Mexico Supreme Court criticized for weakening role of consultation in disability legislation News
ProtoplasmaKid, CC BY-SA 4.0, via Wikimedia Commons
Mexico Supreme Court criticized for weakening role of consultation in disability legislation

Human Rights Watch (HRW) on Thursday condemned the Mexican Supreme Court’s decision to eliminate requirements for consultation with people with disabilities prior to the enactment of law that may affect them, claiming the ruling risks further marginalizing a vulnerable community.

HRW associate disability rights director Carlos Ríos Espinosa stated: “Consultation is not a bureaucratic formality, but a right enshrined in the Convention on the Rights of People with Disabilities (CRPD) and a safeguard of dignity and democratic participation.”

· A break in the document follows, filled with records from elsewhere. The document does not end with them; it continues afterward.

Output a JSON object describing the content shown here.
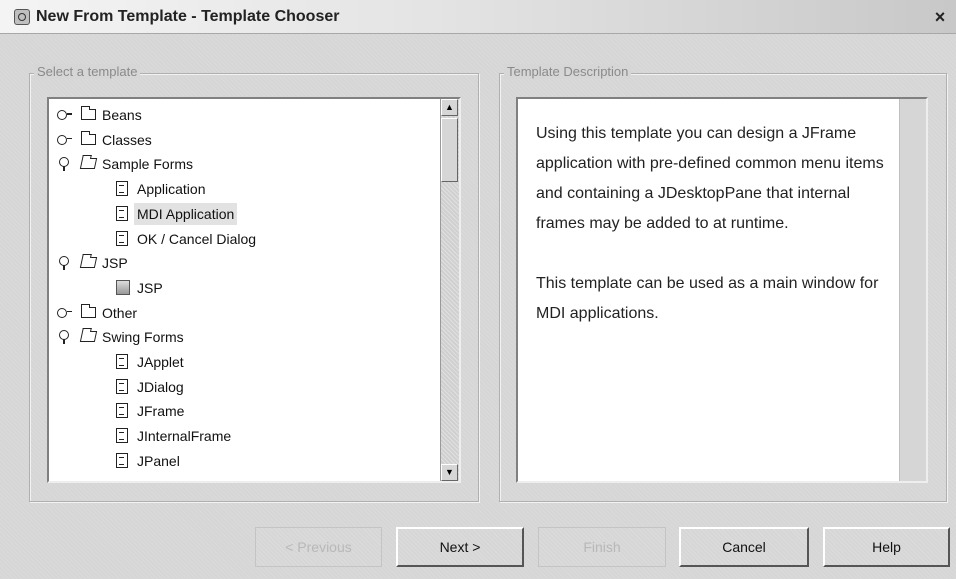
{
  "window": {
    "title": "New From Template - Template Chooser",
    "close": "×"
  },
  "select_group": {
    "label": "Select a template"
  },
  "description_group": {
    "label": "Template Description"
  },
  "tree": [
    {
      "label": "Beans",
      "level": 0,
      "kind": "folder",
      "state": "collapsed"
    },
    {
      "label": "Classes",
      "level": 0,
      "kind": "folder",
      "state": "collapsed"
    },
    {
      "label": "Sample Forms",
      "level": 0,
      "kind": "folder",
      "state": "expanded"
    },
    {
      "label": "Application",
      "level": 1,
      "kind": "doc"
    },
    {
      "label": "MDI Application",
      "level": 1,
      "kind": "doc",
      "selected": true
    },
    {
      "label": "OK / Cancel Dialog",
      "level": 1,
      "kind": "doc"
    },
    {
      "label": "JSP",
      "level": 0,
      "kind": "folder",
      "state": "expanded"
    },
    {
      "label": "JSP",
      "level": 1,
      "kind": "jsp"
    },
    {
      "label": "Other",
      "level": 0,
      "kind": "folder",
      "state": "collapsed"
    },
    {
      "label": "Swing Forms",
      "level": 0,
      "kind": "folder",
      "state": "expanded"
    },
    {
      "label": "JApplet",
      "level": 1,
      "kind": "doc"
    },
    {
      "label": "JDialog",
      "level": 1,
      "kind": "doc"
    },
    {
      "label": "JFrame",
      "level": 1,
      "kind": "doc"
    },
    {
      "label": "JInternalFrame",
      "level": 1,
      "kind": "doc"
    },
    {
      "label": "JPanel",
      "level": 1,
      "kind": "doc"
    }
  ],
  "description": {
    "p1": "Using this template you can design a JFrame application with pre-defined common menu items and containing a JDesktopPane that internal frames may be added to at runtime.",
    "p2": "This template can be used as a main window for MDI applications."
  },
  "buttons": {
    "previous": "< Previous",
    "next": "Next >",
    "finish": "Finish",
    "cancel": "Cancel",
    "help": "Help"
  }
}
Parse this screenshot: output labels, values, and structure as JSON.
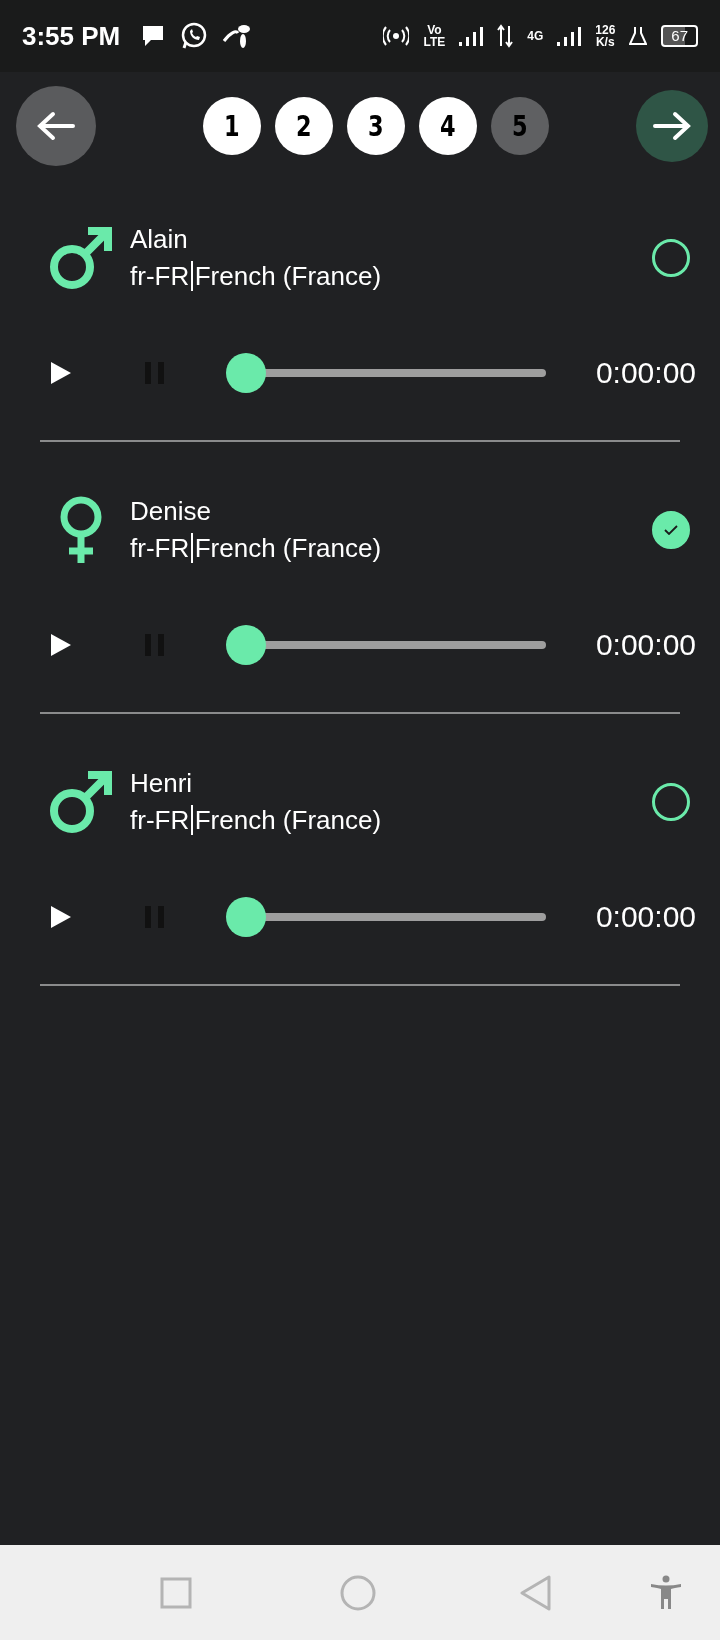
{
  "status_bar": {
    "time": "3:55 PM",
    "volte": [
      "Vo",
      "LTE"
    ],
    "network": "4G",
    "speed": [
      "126",
      "K/s"
    ],
    "battery": "67"
  },
  "steps": [
    {
      "label": "1",
      "done": true
    },
    {
      "label": "2",
      "done": true
    },
    {
      "label": "3",
      "done": true
    },
    {
      "label": "4",
      "done": true
    },
    {
      "label": "5",
      "done": false
    }
  ],
  "voices": [
    {
      "name": "Alain",
      "code": "fr-FR",
      "language": "French (France)",
      "kind": "male",
      "selected": false,
      "level": 0,
      "time": "0:00:00"
    },
    {
      "name": "Denise",
      "code": "fr-FR",
      "language": "French (France)",
      "kind": "female",
      "selected": true,
      "level": 0,
      "time": "0:00:00"
    },
    {
      "name": "Henri",
      "code": "fr-FR",
      "language": "French (France)",
      "kind": "male",
      "selected": false,
      "level": 0,
      "time": "0:00:00"
    }
  ]
}
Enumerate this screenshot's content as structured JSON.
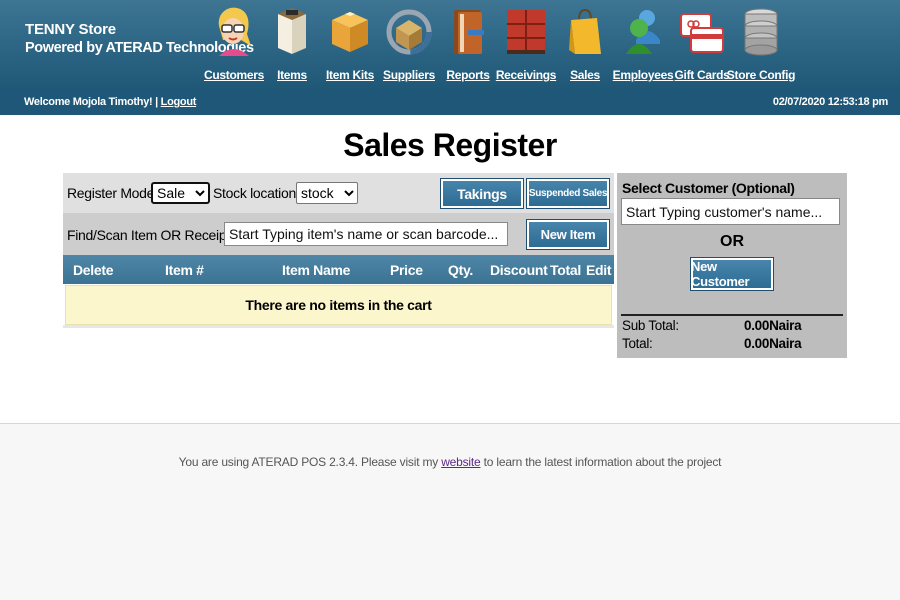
{
  "header": {
    "store_name": "TENNY Store",
    "powered_by": "Powered by ATERAD Technologies"
  },
  "nav": [
    {
      "label": "Customers",
      "icon": "customers-icon"
    },
    {
      "label": "Items",
      "icon": "items-icon"
    },
    {
      "label": "Item Kits",
      "icon": "item-kits-icon"
    },
    {
      "label": "Suppliers",
      "icon": "suppliers-icon"
    },
    {
      "label": "Reports",
      "icon": "reports-icon"
    },
    {
      "label": "Receivings",
      "icon": "receivings-icon"
    },
    {
      "label": "Sales",
      "icon": "sales-icon"
    },
    {
      "label": "Employees",
      "icon": "employees-icon"
    },
    {
      "label": "Gift Cards",
      "icon": "gift-cards-icon"
    },
    {
      "label": "Store Config",
      "icon": "store-config-icon"
    }
  ],
  "welcome": {
    "text": "Welcome Mojola Timothy! | ",
    "logout": "Logout",
    "datetime": "02/07/2020 12:53:18 pm"
  },
  "page_title": "Sales Register",
  "register": {
    "mode_label": "Register Mode",
    "mode_value": "Sale",
    "stock_label": "Stock location",
    "stock_value": "stock",
    "takings_label": "Takings",
    "suspended_label": "Suspended Sales",
    "find_label": "Find/Scan Item OR Receipt",
    "item_placeholder": "Start Typing item's name or scan barcode...",
    "new_item_label": "New Item"
  },
  "cart": {
    "columns": [
      "Delete",
      "Item #",
      "Item Name",
      "Price",
      "Qty.",
      "Discount",
      "Total",
      "Edit"
    ],
    "empty_message": "There are no items in the cart"
  },
  "customer": {
    "title": "Select Customer (Optional)",
    "placeholder": "Start Typing customer's name...",
    "or_label": "OR",
    "new_customer_label": "New Customer",
    "subtotal_label": "Sub Total:",
    "subtotal_value": "0.00Naira",
    "total_label": "Total:",
    "total_value": "0.00Naira"
  },
  "footer": {
    "prefix": "You are using ATERAD POS 2.3.4. Please visit my ",
    "link": "website",
    "suffix": " to learn the latest information about the project"
  }
}
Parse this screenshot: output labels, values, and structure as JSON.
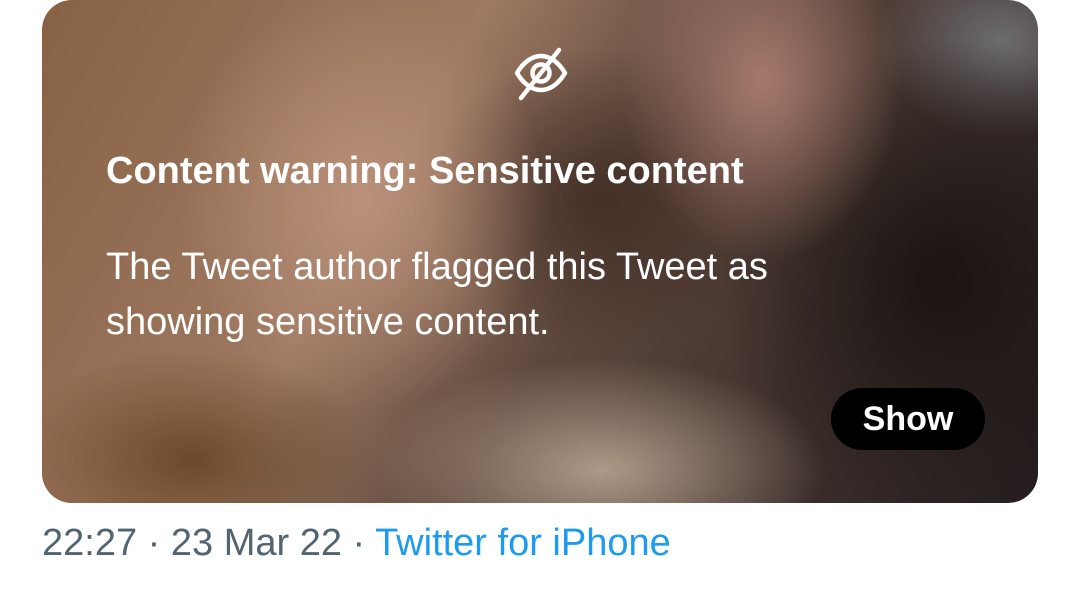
{
  "media": {
    "icon": "eye-slash-icon",
    "warning_title": "Content warning: Sensitive content",
    "warning_body": "The Tweet author flagged this Tweet as showing sensitive content.",
    "show_label": "Show"
  },
  "meta": {
    "time": "22:27",
    "separator1": " · ",
    "date": "23 Mar 22",
    "separator2": " · ",
    "source": "Twitter for iPhone"
  },
  "colors": {
    "meta_text": "#536471",
    "link": "#1d9bf0",
    "button_bg": "#000000",
    "button_text": "#ffffff"
  }
}
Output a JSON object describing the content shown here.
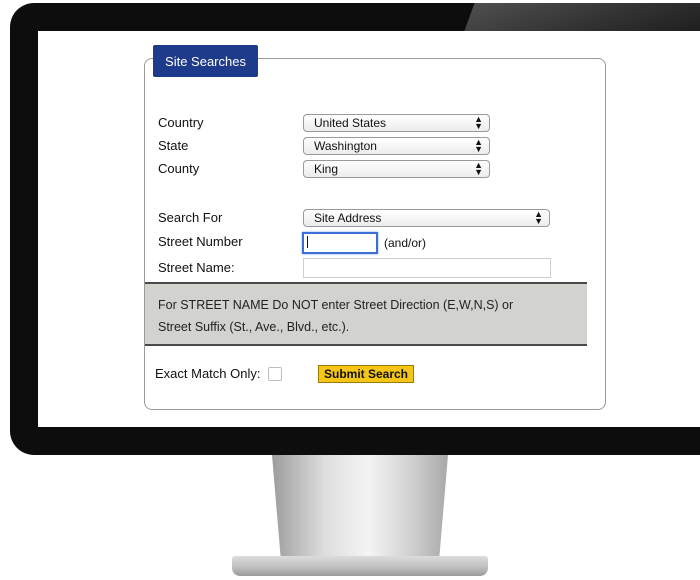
{
  "panel": {
    "title": "Site Searches"
  },
  "fields": {
    "country": {
      "label": "Country",
      "value": "United States"
    },
    "state": {
      "label": "State",
      "value": "Washington"
    },
    "county": {
      "label": "County",
      "value": "King"
    },
    "search_for": {
      "label": "Search For",
      "value": "Site Address"
    },
    "street_number": {
      "label": "Street Number",
      "value": "",
      "hint": "(and/or)"
    },
    "street_name": {
      "label": "Street Name:",
      "value": ""
    }
  },
  "note": {
    "line1": "For STREET NAME Do NOT enter Street Direction (E,W,N,S) or",
    "line2": "Street Suffix (St., Ave., Blvd., etc.)."
  },
  "exact_match": {
    "label": "Exact Match Only:",
    "checked": false
  },
  "submit": {
    "label": "Submit Search"
  },
  "colors": {
    "tab": "#1e3a8a",
    "submit": "#f5c518",
    "note_bg": "#d2d2cf"
  },
  "icons": {
    "select_arrows": "up-down-arrows-icon"
  }
}
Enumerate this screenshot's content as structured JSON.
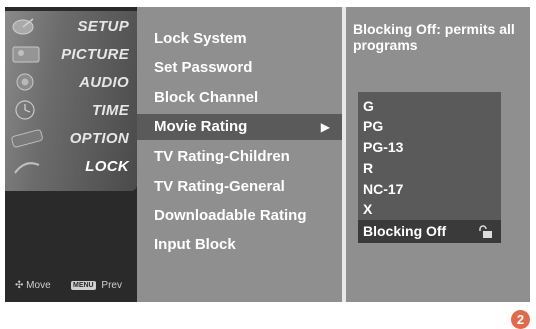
{
  "left_menu": {
    "categories": [
      {
        "label": "SETUP",
        "icon": "satellite-dish-icon"
      },
      {
        "label": "PICTURE",
        "icon": "picture-icon"
      },
      {
        "label": "AUDIO",
        "icon": "speaker-icon"
      },
      {
        "label": "TIME",
        "icon": "clock-icon"
      },
      {
        "label": "OPTION",
        "icon": "option-icon"
      },
      {
        "label": "LOCK",
        "icon": "lock-icon"
      }
    ],
    "active": "LOCK",
    "hint_move": "Move",
    "hint_menu_key": "MENU",
    "hint_prev": "Prev"
  },
  "lock_menu": {
    "items": [
      {
        "label": "Lock System"
      },
      {
        "label": "Set Password"
      },
      {
        "label": "Block Channel"
      },
      {
        "label": "Movie Rating",
        "arrow": "▶"
      },
      {
        "label": "TV Rating-Children"
      },
      {
        "label": "TV Rating-General"
      },
      {
        "label": "Downloadable Rating"
      },
      {
        "label": "Input Block"
      }
    ],
    "selected": "Movie Rating"
  },
  "movie_rating": {
    "description": "Blocking Off: permits all programs",
    "options": [
      "G",
      "PG",
      "PG-13",
      "R",
      "NC-17",
      "X"
    ],
    "selected_option": "Blocking Off",
    "selected_icon": "unlocked-icon"
  },
  "page_badge": "2",
  "colors": {
    "panel": "#8f8f8f",
    "dark": "#2a2a2a",
    "selected": "#5a5a5a",
    "badge": "#e06a4a"
  }
}
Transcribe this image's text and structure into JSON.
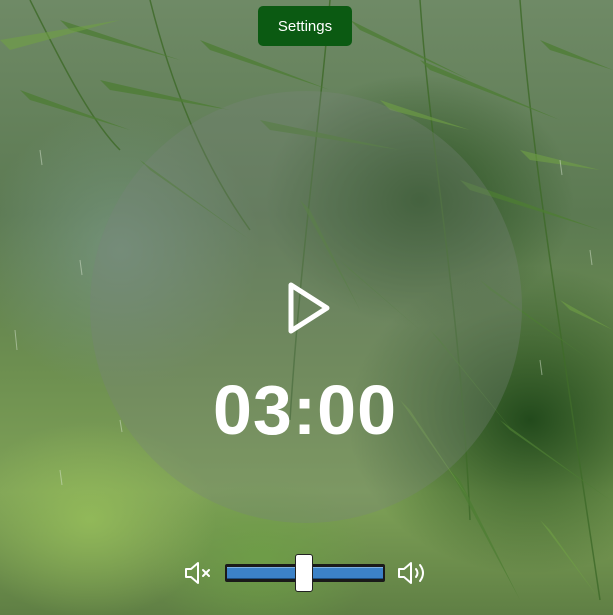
{
  "header": {
    "settings_label": "Settings"
  },
  "timer": {
    "time": "03:00",
    "play_icon": "play-icon"
  },
  "volume": {
    "mute_icon": "volume-mute-icon",
    "max_icon": "volume-up-icon",
    "level": 0.49
  },
  "colors": {
    "settings_bg": "#0b5a12",
    "slider_fill": "#3c82c8",
    "text": "#ffffff"
  }
}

Precedent had previously required legislators to consult with people with disabilities before passing new laws that affect their rights. Many saw the rule as an important safeguard against the bureaucratic erasure of citizens’ voices.

The new doctrine, however, weakens that requirement by placing a burden on litigants to affirmatively request consultation and allowing legislation to remain valid if it is deemed “beneficial” to persons with disabilities, irrespective of whether proper consultation procedures were observed.

HRW argued that the new standard is ambiguous, takes legal autonomy away from disabled people, and risks entrenching paternalistic assumptions into law, rather than respecting individuals’ agency.

The shift in doctrine was announced in a case brought by the National Commission of Human Rights challenging Law No. 817 for Persons with Disabilities of the State of Guerrero. The ruling came as a surprise, as previous attempts to bypass consultation in the legislative process had been invalidated by the court. For example, a 2020 ruling struck down a law in Chihuahua that permitted adults with disabilities to be legally adopted by older adults, due to the lack of adherence to consultation and procedural safeguards.

The court’s new posture runs counter to nationally and internationally accepted legal principles, like those expressed in Article 1 of the Universal Declaration of Human Rights, which deems that all human beings are equal in rights, and Article 26 of the International Covenant on Civil and Political Rights, which enshrines the principle of non-discrimination before the law. In prior cases, in which the Supreme Court struck down a proposed autism law and a Mexico City education law, the court upheld the consultation requirement as a manifestation of principles in Article 1 of the Mexican Constitution.